Message to Black leadership

Framework for collaborative leadership
We can’t be effective in politically empowering our community until leadership is working democratically in solidarity with a diverse formation. There has to be clarity on Black leadership methodology in developing legislative and policy changes that advance our agenda. Leadership has to develop public spaces to bring the Black leadership organization together to network. This development of networks could facilitate the creation of information sharing and building linkages to local and national funding organizations. Black leadership has to rise to the occasion in addressing the myriad of challenges that face our community.
Grassroots, elected and appointed public servants have to send a message that we are ONE.
A Unified Strategy, Structure and Agenda for Effective Black Mobilization and
Direction Action Campaigns
Black Political leadership needs to create best practices in the areas of:
•Community economic development
•Workforce Development
•Youth development
•Education
•Public safety and
•Mental health
This common table will develop a consensus building process that will include:
•Black eEstablished leadership
•Faith-based leadership
•Grassroots leadership
This vehicle will become the mechanism that calls for community-wide action to develop an Urban Agenda. One that demands broad based social reform efforts in the areas of community revitalization.

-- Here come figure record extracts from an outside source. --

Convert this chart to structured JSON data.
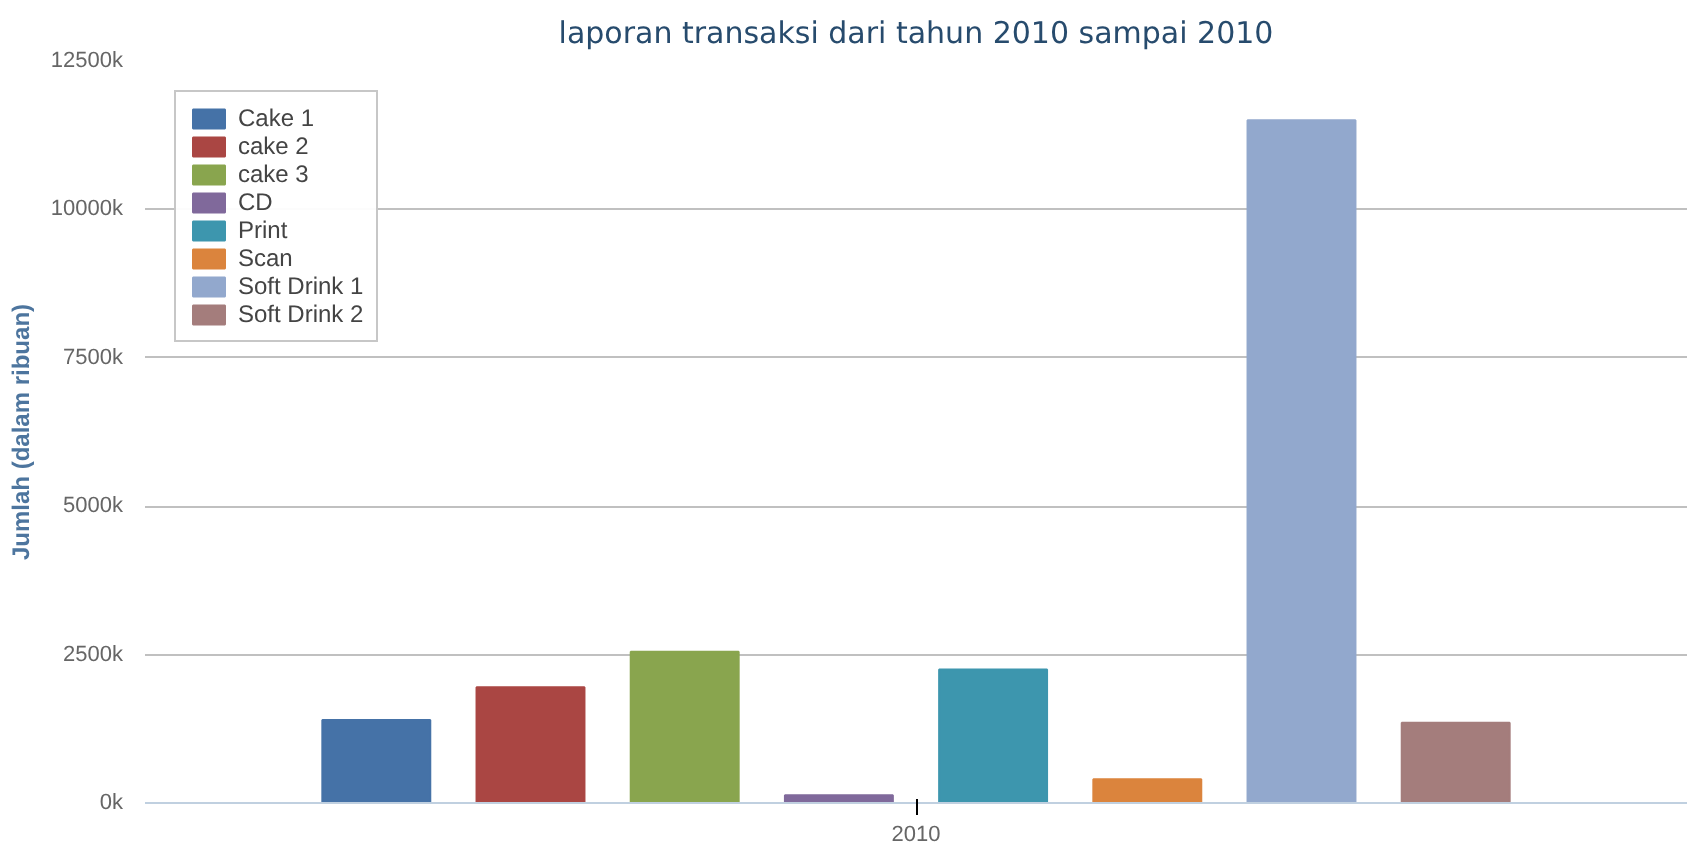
{
  "chart_data": {
    "type": "bar",
    "title": "laporan transaksi dari tahun 2010 sampai 2010",
    "ylabel": "Jumlah (dalam ribuan)",
    "categories": [
      "2010"
    ],
    "series": [
      {
        "name": "Cake 1",
        "color": "#4572a7",
        "values": [
          1400
        ]
      },
      {
        "name": "cake 2",
        "color": "#aa4643",
        "values": [
          1950
        ]
      },
      {
        "name": "cake 3",
        "color": "#89a54e",
        "values": [
          2550
        ]
      },
      {
        "name": "CD",
        "color": "#80699b",
        "values": [
          130
        ]
      },
      {
        "name": "Print",
        "color": "#3d96ae",
        "values": [
          2250
        ]
      },
      {
        "name": "Scan",
        "color": "#db843d",
        "values": [
          400
        ]
      },
      {
        "name": "Soft Drink 1",
        "color": "#92a8cd",
        "values": [
          11500
        ]
      },
      {
        "name": "Soft Drink 2",
        "color": "#a47d7c",
        "values": [
          1350
        ]
      }
    ],
    "ylim": [
      0,
      12500
    ],
    "yticks": [
      {
        "value": 0,
        "label": "0k"
      },
      {
        "value": 2500,
        "label": "2500k"
      },
      {
        "value": 5000,
        "label": "5000k"
      },
      {
        "value": 7500,
        "label": "7500k"
      },
      {
        "value": 10000,
        "label": "10000k"
      },
      {
        "value": 12500,
        "label": "12500k"
      }
    ],
    "grid": "y",
    "legend": "top left"
  }
}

Recognizing African-American contributions
Black leadership in Pittsburgh is scrutinized on different levels. The construction and management of a local or national agenda requires a competent political infrastructure. Therefore, more political institutions controlled by Black people must come into existence at the local, state and national levels.
Black leadership, together with elected and appointed officials, have to send a message of solidarity—that they are One. Historically, Black leadership has functioned in two political infrastructures—(1) Institutional Politics and (2) Protest Politics. We have to build alliances in terms of economic enterprises and activism on social problems. We have to appeal to all strata of the black experience.
Black leadership has to break out of the political marginality within our community. Our current carcass of Black elected officials follows the familiar model of hierarchical top-down organizational approach, having hardly any direct linkage with grassroots or the Black mass-base in our communities. Rather, their linkage is to fellow elites—Blacks and Whites—within the establishment. This model, at best, is limited to annual conventions, workshops, and an assortment of meetings with other politicians and bureaucrats, and nets very little results for our communities.
Black leadership must move towards developing higher priorities and strategies that will lead to empowering our Black Community.